Essa unidade étnica básica não significa, porém, nenhuma uniformidade, mesmo porque atuaram sobre ela três forças diversificadoras. A ecológica, fazendo surgir paisagens humanas distintas onde as condições de meio ambiente obrigaram a adaptações regionais. A econômica, criando formas diferenciadas de produção, que conduziram a especializações funcionais e aos seus correspondentes gêneros de vida. E, por último, a imigração, que introduziu, nesse magma, novos contingentes humanos, principalmente europeus, árabes e japoneses. Mas já o encontrando formado e capaz de absorvê-los e abrasileirá-los, apenas estrangeirou alguns brasileiros ao gerar diferenciações nas áreas ou nos estratos sociais onde os imigrantes mais se concentraram.
Por essas vias se plasmaram historicamente diversos modos rústicos de ser dos brasileiros, que permitem distingui-los, hoje, como sertanejos do Nordeste, caboclos da Amazônia, crioulos do litoral, caipiras do Sudeste e Centro do país, gaúchos das campanhas sulinas, além de ítalo-brasileiros, teuto-brasileiros, nipo-brasileiros etc.

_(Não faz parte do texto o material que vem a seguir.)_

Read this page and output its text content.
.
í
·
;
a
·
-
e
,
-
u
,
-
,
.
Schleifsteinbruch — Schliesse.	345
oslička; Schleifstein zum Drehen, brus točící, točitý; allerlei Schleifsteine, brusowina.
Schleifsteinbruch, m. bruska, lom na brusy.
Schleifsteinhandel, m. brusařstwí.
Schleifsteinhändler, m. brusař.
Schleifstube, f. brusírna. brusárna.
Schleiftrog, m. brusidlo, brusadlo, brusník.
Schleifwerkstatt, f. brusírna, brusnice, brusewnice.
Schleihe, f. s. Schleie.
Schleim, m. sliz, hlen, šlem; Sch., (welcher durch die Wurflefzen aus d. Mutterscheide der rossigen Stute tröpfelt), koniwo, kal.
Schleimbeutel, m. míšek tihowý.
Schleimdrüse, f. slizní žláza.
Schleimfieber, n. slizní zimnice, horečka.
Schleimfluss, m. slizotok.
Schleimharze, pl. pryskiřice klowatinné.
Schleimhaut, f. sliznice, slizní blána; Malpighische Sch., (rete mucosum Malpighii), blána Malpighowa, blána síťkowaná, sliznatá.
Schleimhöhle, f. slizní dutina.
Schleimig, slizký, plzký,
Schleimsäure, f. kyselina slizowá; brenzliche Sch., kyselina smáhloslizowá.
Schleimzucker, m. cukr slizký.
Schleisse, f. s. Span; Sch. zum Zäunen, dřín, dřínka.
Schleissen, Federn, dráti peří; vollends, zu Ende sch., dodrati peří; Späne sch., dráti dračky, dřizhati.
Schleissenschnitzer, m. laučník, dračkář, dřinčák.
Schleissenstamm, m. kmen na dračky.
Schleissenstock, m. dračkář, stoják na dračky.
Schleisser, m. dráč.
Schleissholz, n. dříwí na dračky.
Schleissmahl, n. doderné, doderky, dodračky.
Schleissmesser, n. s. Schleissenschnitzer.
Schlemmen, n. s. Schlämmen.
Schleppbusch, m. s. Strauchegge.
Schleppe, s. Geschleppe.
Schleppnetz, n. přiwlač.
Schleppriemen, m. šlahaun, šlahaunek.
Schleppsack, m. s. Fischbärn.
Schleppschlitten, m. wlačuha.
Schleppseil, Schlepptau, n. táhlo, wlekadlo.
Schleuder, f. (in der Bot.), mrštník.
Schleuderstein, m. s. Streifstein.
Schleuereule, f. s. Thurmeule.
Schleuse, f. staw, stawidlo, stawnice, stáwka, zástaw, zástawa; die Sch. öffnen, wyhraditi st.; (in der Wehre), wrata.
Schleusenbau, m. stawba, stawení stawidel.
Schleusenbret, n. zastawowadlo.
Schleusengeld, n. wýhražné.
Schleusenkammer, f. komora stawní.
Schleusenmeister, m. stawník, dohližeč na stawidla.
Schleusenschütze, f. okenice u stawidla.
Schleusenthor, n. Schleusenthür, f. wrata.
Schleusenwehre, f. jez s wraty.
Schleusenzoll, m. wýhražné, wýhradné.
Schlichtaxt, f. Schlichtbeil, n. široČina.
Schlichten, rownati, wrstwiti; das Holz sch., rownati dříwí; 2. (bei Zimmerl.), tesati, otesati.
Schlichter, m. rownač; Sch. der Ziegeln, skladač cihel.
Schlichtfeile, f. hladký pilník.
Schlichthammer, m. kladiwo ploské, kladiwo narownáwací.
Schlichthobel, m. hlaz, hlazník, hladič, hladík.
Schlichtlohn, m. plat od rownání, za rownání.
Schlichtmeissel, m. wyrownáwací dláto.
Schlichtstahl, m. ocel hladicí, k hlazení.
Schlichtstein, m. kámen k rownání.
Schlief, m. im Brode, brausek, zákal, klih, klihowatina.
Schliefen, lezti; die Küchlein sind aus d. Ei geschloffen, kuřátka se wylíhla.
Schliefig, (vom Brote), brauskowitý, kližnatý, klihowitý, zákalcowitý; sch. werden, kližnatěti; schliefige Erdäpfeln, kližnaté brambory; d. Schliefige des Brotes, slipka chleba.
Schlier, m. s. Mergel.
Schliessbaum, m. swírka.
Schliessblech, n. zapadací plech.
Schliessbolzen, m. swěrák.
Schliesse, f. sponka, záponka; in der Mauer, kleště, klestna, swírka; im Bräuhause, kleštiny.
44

Todos eles muito mais marcados pelo que têm de comum como brasileiros, do que pelas diferenças devidas a adaptações regionais ou funcionais, ou de miscigenação e aculturação que emprestam fisionomia própria a uma ou outra parcela da população.
A urbanização, apesar de criar muitos modos citadinos de ser, contribuiu para ainda mais uniformizar os brasileiros no plano cultural, sem, contudo, borrar suas diferenças. A industrialização, enquanto gênero de vida que cria suas próprias paisagens humanas, plasmou ilhas fabris em suas regiões. As novas formas de comunicação de massa estão funcionando ativamente como difusoras e uniformizadoras de novas formas e estilos culturais.
Conquanto diferenciados em suas matrizes raciais e culturais e em suas funções ecológico-regionais, bem como nos perfis de descendentes de velhos povoadores ou de imigrantes recentes, os brasileiros se sabem, se sentem e se comportam como uma só gente, pertencente a uma mesma etnia. Vale dizer, uma entidade nacional distinta de quantas haja, que fala uma mesma língua, só diferenciada por sotaques regionais, menos remarcados que os dialetos de Portugal. Participando de um corpo de tradições comuns mais significativo para todos que cada uma das variantes subculturais que diferenciaram os habitantes de uma região, os membros de uma classe ou descendentes de uma das matrizes formativas.
Mais que uma simples etnia, porém, o Brasil é uma etnia nacional, um povo-nação, assentado num território próprio e enquadrado dentro de um mesmo Estado para nele viver seu destino. Ao contrário da Espanha, na Europa, ou da Guatemala, na América, por exemplo, que são sociedades multiétnicas regidas por Estados unitários e, por isso mesmo, dilaceradas por conflitos interétnicos, os brasileiros se integram em uma única etnia nacional, constituindo assim um só povo incorporado em uma nação unificada, num Estado uniétnico. A única exceção são as múltiplas microetnias tribais, tão imponderáveis que sua existência não afeta o destino nacional.